Bernard Landry à la défense du Moulin à paroles

Sam Hamad «devrait avoir honte», dit l'ancien premier ministre

1759 - Commémoration de la Conquête - 12 et 13 septembre 2009

Marco Bélair-Cirino - Malgré la controverse, les organisateurs du Moulin à paroles sont résolus à déclamer, pendant 24 heures, samedi et dimanche, près de 150 textes historiques, politiques, littéraires et journalistiques marquants dans l'histoire du Québec, y compris le manifeste du Front de libération du Québec (FLQ), pour souligner le 250e anniversaire de la bataille des plaines d'Abraham.

L'ancien premier ministre Bernard Landry s'est porté, hier, à la défense des organisateurs du Moulin à paroles et se désole de «tout ce désarroi, dont on aurait pu se passer». «Ce texte et ces événements tristes [d'octobre 1970] font partie de notre histoire et qu'on les rappelle, sans évidemment les célébrer, -- on commémore, on ne célèbre pas -- ça ne me paraît pas digne d'une polémique», a affirmé Bernard Landry au Devoir, rappelant que le manifeste du FLQ n'est «qu'un des très nombreux textes» qui seront repris durant l'événement.
«Il n'y a rien de déshonorant à regarder l'histoire en face», a-t-il ajouté. Les Américains ne nient pas les assassinats des présidents Abraham Lincoln et Jonh F. Kennedy, fait remarquer l'ex-premier ministre péquiste.
Prié de dire ce qu'il pensait de la lecture du manifeste du FLQ ce week-end sur les Plaines lors d'un point de presse hier, le ministre du Revenu national, Jean-Pierre Blackburn, a affirmé: «Je ne pourrais pas concevoir qu'on ne montre pas les deux côtés de l'histoire. Pierre Laporte a perdu la vie, et on ne peut pas se limiter à une seule partie de l'affaire.» Le président du caucus québécois du Parti conservateur du Canada, Steven Blaney, a ajouté qu'il faut tenir compte du contexte dans lequel le manifeste a été lu à la télévision et respecter la mémoire du ministre Pierre Laporte, qui a été assassiné par des membres du FLQ.
Le ministre responsable de la Capitale-Nationale, Sam Hamad, avait déclaré, vendredi, que les organisateurs du Moulin à paroles, en choisissant le manifeste du Front national du Québec (FLQ), faisaient l'apologie de la haine et du terrorisme, «en encourageant les gens dans le FLQ [sic]».
Cette déclaration a été qualifiée, hier, d'«absurde et grossière» par Bernard Landry. «[M. Hamad] devrait avoir honte d'avoir dit une telle chose», a-t-il laissé tomber.
«Il y avait une demi-douzaine de personnes impliquées dans cette affaire violente.

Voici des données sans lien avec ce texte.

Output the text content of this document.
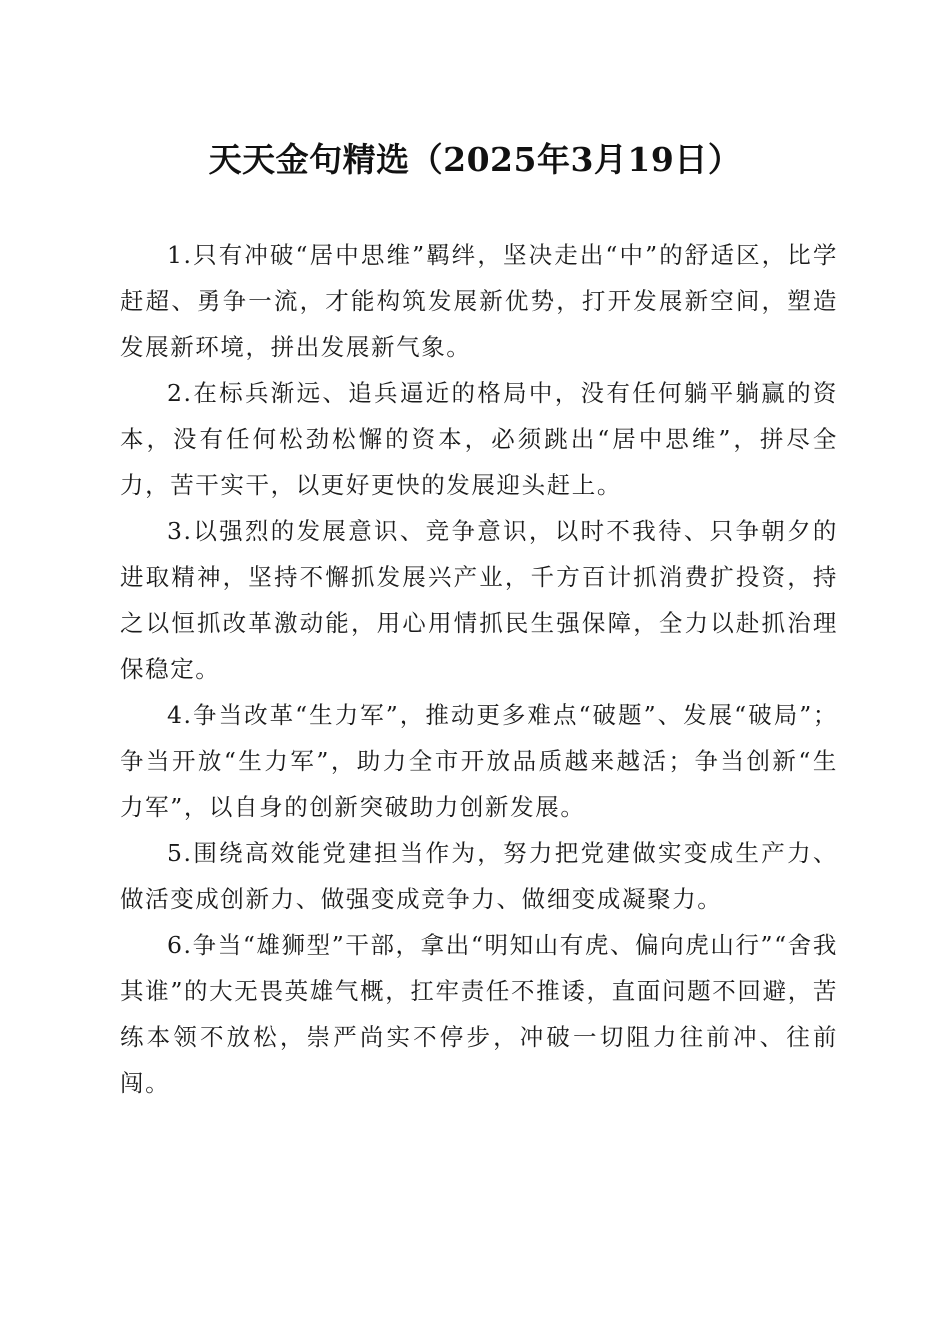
天天金句精选（2025年3月19日）

1.只有冲破“居中思维”羁绊，坚决走出“中”的舒适区，比学赶超、勇争一流，才能构筑发展新优势，打开发展新空间，塑造发展新环境，拼出发展新气象。

2.在标兵渐远、追兵逼近的格局中，没有任何躺平躺赢的资本，没有任何松劲松懈的资本，必须跳出“居中思维”，拼尽全力，苦干实干，以更好更快的发展迎头赶上。

3.以强烈的发展意识、竞争意识，以时不我待、只争朝夕的进取精神，坚持不懈抓发展兴产业，千方百计抓消费扩投资，持之以恒抓改革激动能，用心用情抓民生强保障，全力以赴抓治理保稳定。

4.争当改革“生力军”，推动更多难点“破题”、发展“破局”；争当开放“生力军”，助力全市开放品质越来越活；争当创新“生力军”，以自身的创新突破助力创新发展。

5.围绕高效能党建担当作为，努力把党建做实变成生产力、做活变成创新力、做强变成竞争力、做细变成凝聚力。

6.争当“雄狮型”干部，拿出“明知山有虎、偏向虎山行”“舍我其谁”的大无畏英雄气概，扛牢责任不推诿，直面问题不回避，苦练本领不放松，崇严尚实不停步，冲破一切阻力往前冲、往前闯。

Ils ont envoyé l'armée, a lancé Bernard Landry. Ils ont envoyé 500 personnes en prison, dont notre poète national Gaston Miron, Gérald Godin, Pauline Julien et tant d'autres. Ce n'est pas beau, mais ça doit être rappelé, comme ce que le FLQ a fait n'était pas beau et qui doit être rappelé.»
L'écrivain Henri Lamoureux, qui a vécu de près les événements d'octobre 1970, soutient que faire un amalgame entre les activités terroristes et le Manifeste, dont le contenu avait été approuvé par certains évêques et qui avait connu un appui populaire, n'a aucun sens. «À ce compte-là, le gouvernement ne pourra plus participer à des activités où on chante la Marseillaise parce qu'on y parle de sang et de violence. Rappelez-vous les paroles de l'hymne national français: "Aux armes, citoyens. Formez vos bataillons. Marchons, marchons. Qu'un sang impur abreuve nos sillons"», a-t-il affirmé à La Presse canadienne.
Sam Hamad a par ailleurs durement accusé le Moulin à paroles d'être une «fête indépendantiste» et un «rassemblement des personnes indépendantistes avec [le militant nationaliste du Réseau de résistance du Québécois] Patrick Bourgeoys». «Nous, on ne se reconnaît pas là-dedans, on ne va pas être là. On se dissocie de ça», a affirmé Sam Hamad, sur toutes les tribunes, tout en se défendant de «porter un jugement sur des gens».
«Je n'ai jamais pensé que [l'ancien ministre conservateur] Benoît Bouchard était indépendantiste, moi. À moins qu'il se soit converti. Ça serait pour ma plus grande joie», a rétorqué Bernard Landry au Devoir.
La metteure en scène de l'événement, Brigitte Haentjens, a fait savoir samedi que le manifeste ne serait «certainement pas retiré» et a demandé des excuses au ministre Sam Hamad. «Je refuse de me faire traiter de terroriste à titre personnel et au titre de l'équipe du Moulin à paroles. C'est une allégation mensongère et qui demande réparation», a indiqué la codirectrice artistique de l'événement. La réaction du gouvernement de Jean Charest de remettre en question «le contenu d'un spectacle libre et autonome» pourrait, selon elle, être perçue comme une «forme de censure».
Une centaine de textes littéraires et historiques seront lus durant le Moulin à paroles, pour souligner le 250e anniversaire de la bataille de 1759. Bernard Landry récitera pour l'occasion le testament politique de François-Marie-Thomas Chevalier de Lorimier. «Ce sont des événements tristes et violents: 1837, des patriotes, des morts, des blessés, des incendies, des exilés», a lancé M. Landry. «Est-ce qu'on va s'empêcher de le rappeler pour cela?», s'interroge-t-il.
Encaissant la décision du gouvernement du Québec de refuser de subventionner l'événement à hauteur de 20 000 $, les organisateurs du Moulin à paroles -- Brigitte Haentjens ainsi que Biz et Sébastien Ricard des Loco Locass, notamment connus pour leur chanson Libérez-nous des libéraux -- ont refusé de dévoiler les noms des différents commanditaires de l'événement.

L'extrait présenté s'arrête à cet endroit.